As we hit the county line climb for the second time, I noted we had exactly 20 miles to go. Just a few yards later, as we settled into the slope, I realized I wasn't going to be able to hang with Becky and the rest in our group of six or so. It's easy, in revisionist-history retrospect, to say I should have just dug a little deeper to hang on, as I had done on the outward-bound pass over this little summit. But "should have" really doesn't matter. If I could have, I would have. So I watched them ride away from me and resigned myself to carrying on alone. In the end, 20 miles later, they finished nine minutes ahead of me. I stopped twice in those 20 miles…once for a pee and once for a splash of water at the Jimtown Store (after stupidly leaving the turnaround without two full bottles). The two stops probably accounted for four minutes, so Becky's bunch took about five minutes out of me on the road: three on the climb and two by virtue of their nice paceline vs my solo run. The exact same thing happened to me last year: I lost the wheels of two nice women--Sarah and Andrea--on the same climb and finished eight minutes behind them, 20 miles later.

This year, Sarah was working the finish controle, logging us in, and Andrea was quite a few minutes behind me. I see in the results that Theresa, the other fixie, was given the same finish time as mine, but I never saw her, ahead of or behind me. We must have been pretty close, though. I felt great at the finish. In spite of the fact that my legs wouldn't allow me to hang on to those nice groups in the closing miles, I felt fresh and even kind of exalted by the day. What a cool way to spend a mid-winter Saturday…or should I call it an early spring Saturday? My own, personal Primavera.

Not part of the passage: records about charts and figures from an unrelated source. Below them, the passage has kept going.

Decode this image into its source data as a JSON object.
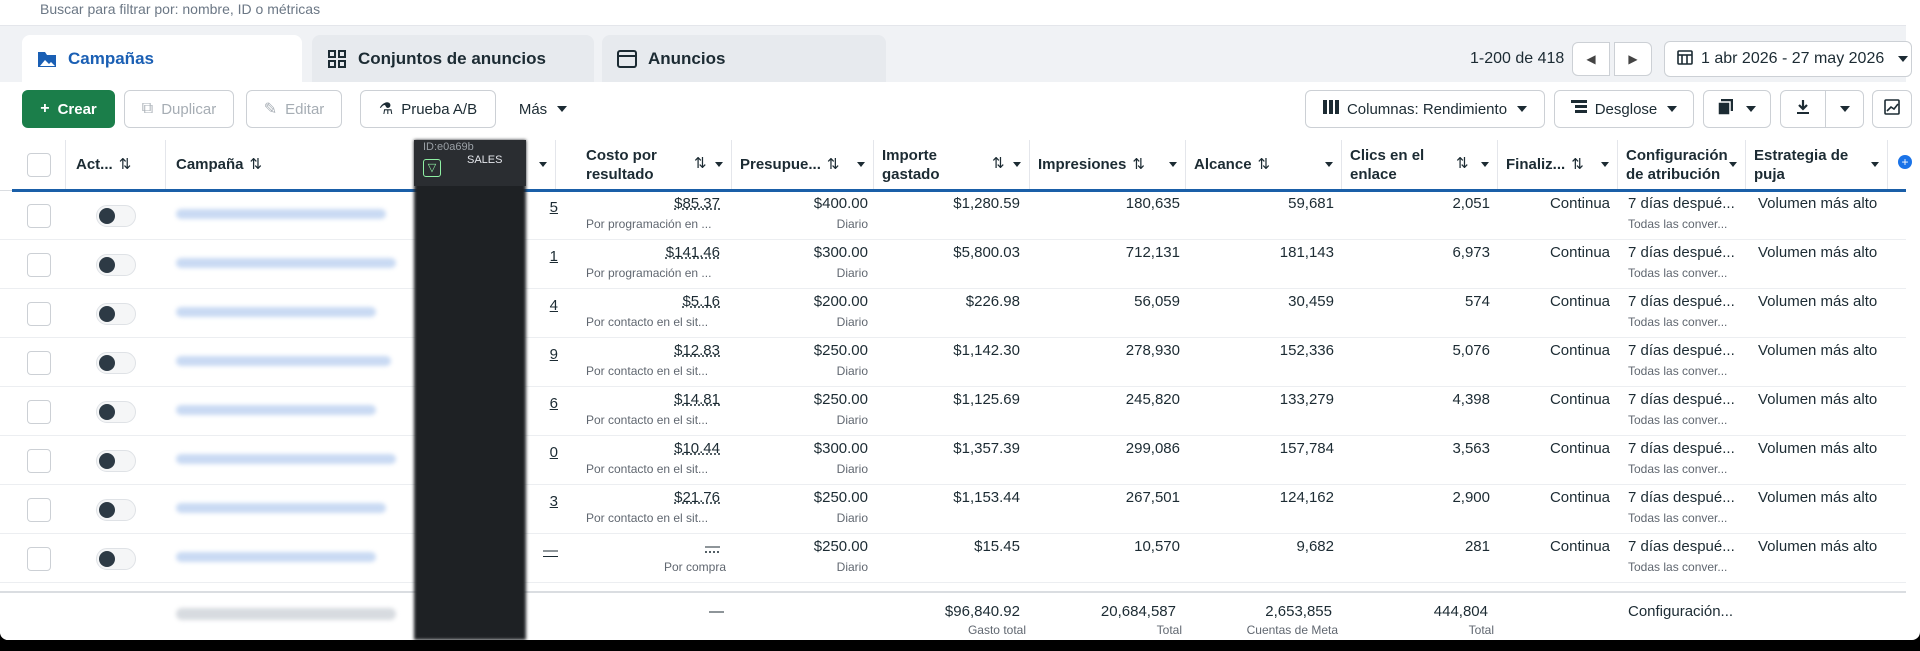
{
  "search": {
    "placeholder": "Buscar para filtrar por: nombre, ID o métricas"
  },
  "tabs": [
    {
      "label": "Campañas",
      "icon": "folder-icon",
      "active": true
    },
    {
      "label": "Conjuntos de anuncios",
      "icon": "grid-icon",
      "active": false
    },
    {
      "label": "Anuncios",
      "icon": "ad-icon",
      "active": false
    }
  ],
  "pager": {
    "text": "1-200 de 418"
  },
  "date_range": {
    "label": "1 abr 2026 - 27 may 2026"
  },
  "toolbar": {
    "create": "Crear",
    "duplicate": "Duplicar",
    "edit": "Editar",
    "ab_test": "Prueba A/B",
    "more": "Más",
    "columns": "Columnas: Rendimiento",
    "breakdown": "Desglose"
  },
  "overlay": {
    "id_text": "ID:e0a69b",
    "sales": "SALES"
  },
  "columns": {
    "active": "Act...",
    "campaign": "Campaña",
    "cost_line1": "Costo por",
    "cost_line2": "resultado",
    "budget": "Presupue...",
    "spent_line1": "Importe",
    "spent_line2": "gastado",
    "impressions": "Impresiones",
    "reach": "Alcance",
    "clicks_line1": "Clics en el",
    "clicks_line2": "enlace",
    "ends": "Finaliz...",
    "attribution_line1": "Configuración",
    "attribution_line2": "de atribución",
    "bid_line1": "Estrategia de",
    "bid_line2": "puja"
  },
  "rows": [
    {
      "result_digit": "5",
      "cost": "$85.37",
      "cost_sub": "Por programación en ...",
      "budget": "$400.00",
      "budget_sub": "Diario",
      "spent": "$1,280.59",
      "impressions": "180,635",
      "reach": "59,681",
      "clicks": "2,051",
      "ends": "Continua",
      "attribution": "7 días despué...",
      "attribution_sub": "Todas las conver...",
      "bid": "Volumen más alto"
    },
    {
      "result_digit": "1",
      "cost": "$141.46",
      "cost_sub": "Por programación en ...",
      "budget": "$300.00",
      "budget_sub": "Diario",
      "spent": "$5,800.03",
      "impressions": "712,131",
      "reach": "181,143",
      "clicks": "6,973",
      "ends": "Continua",
      "attribution": "7 días despué...",
      "attribution_sub": "Todas las conver...",
      "bid": "Volumen más alto"
    },
    {
      "result_digit": "4",
      "cost": "$5.16",
      "cost_sub": "Por contacto en el sit...",
      "budget": "$200.00",
      "budget_sub": "Diario",
      "spent": "$226.98",
      "impressions": "56,059",
      "reach": "30,459",
      "clicks": "574",
      "ends": "Continua",
      "attribution": "7 días despué...",
      "attribution_sub": "Todas las conver...",
      "bid": "Volumen más alto"
    },
    {
      "result_digit": "9",
      "cost": "$12.83",
      "cost_sub": "Por contacto en el sit...",
      "budget": "$250.00",
      "budget_sub": "Diario",
      "spent": "$1,142.30",
      "impressions": "278,930",
      "reach": "152,336",
      "clicks": "5,076",
      "ends": "Continua",
      "attribution": "7 días despué...",
      "attribution_sub": "Todas las conver...",
      "bid": "Volumen más alto"
    },
    {
      "result_digit": "6",
      "cost": "$14.81",
      "cost_sub": "Por contacto en el sit...",
      "budget": "$250.00",
      "budget_sub": "Diario",
      "spent": "$1,125.69",
      "impressions": "245,820",
      "reach": "133,279",
      "clicks": "4,398",
      "ends": "Continua",
      "attribution": "7 días despué...",
      "attribution_sub": "Todas las conver...",
      "bid": "Volumen más alto"
    },
    {
      "result_digit": "0",
      "cost": "$10.44",
      "cost_sub": "Por contacto en el sit...",
      "budget": "$300.00",
      "budget_sub": "Diario",
      "spent": "$1,357.39",
      "impressions": "299,086",
      "reach": "157,784",
      "clicks": "3,563",
      "ends": "Continua",
      "attribution": "7 días despué...",
      "attribution_sub": "Todas las conver...",
      "bid": "Volumen más alto"
    },
    {
      "result_digit": "3",
      "cost": "$21.76",
      "cost_sub": "Por contacto en el sit...",
      "budget": "$250.00",
      "budget_sub": "Diario",
      "spent": "$1,153.44",
      "impressions": "267,501",
      "reach": "124,162",
      "clicks": "2,900",
      "ends": "Continua",
      "attribution": "7 días despué...",
      "attribution_sub": "Todas las conver...",
      "bid": "Volumen más alto"
    },
    {
      "result_digit": "—",
      "cost": "—",
      "cost_sub": "Por compra",
      "budget": "$250.00",
      "budget_sub": "Diario",
      "spent": "$15.45",
      "impressions": "10,570",
      "reach": "9,682",
      "clicks": "281",
      "ends": "Continua",
      "attribution": "7 días despué...",
      "attribution_sub": "Todas las conver...",
      "bid": "Volumen más alto"
    }
  ],
  "footer": {
    "cost": "—",
    "spent": "$96,840.92",
    "spent_sub": "Gasto total",
    "impressions": "20,684,587",
    "impressions_sub": "Total",
    "reach": "2,653,855",
    "reach_sub": "Cuentas de Meta",
    "clicks": "444,804",
    "clicks_sub": "Total",
    "attribution": "Configuración..."
  }
}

One of the best parts of this brevet is what happens afterward: a big beer fest at the Bear Republic brew pub in Healdsburg. The tired but happy riders take over the entire outdoor seating area, right next to the brevet finish line, and keep the waiters running back and forth with pitchers of Racer 5 and baskets of fries. This is one of the things I like best about longer-distance rides: that sense of community, of family, that pulls the group together. I sat and ate and drank and yakked with, among others, Donn King, back from the Napa controle, and Craig Robertson, one of the captains on those fast tandems. I've known these guys for so many years--decades--and we have ridden so many miles, have been through so many long-distance adventures together. That means something. There is a shared understanding, a complicity. As you chat and trot out your old war stories about past rides, you know you don't have to back up and explain anything about it all: you're all on the same page. The rest of the world might look askance at you; might wonder at your sanity or your values, but those of us curled around our pints of IPA, we know things the rest of the world doesn't know. And we don't really care if they ever figure it out. We are happy with our lot in life, with doing these rides that are so crazy, they just might work.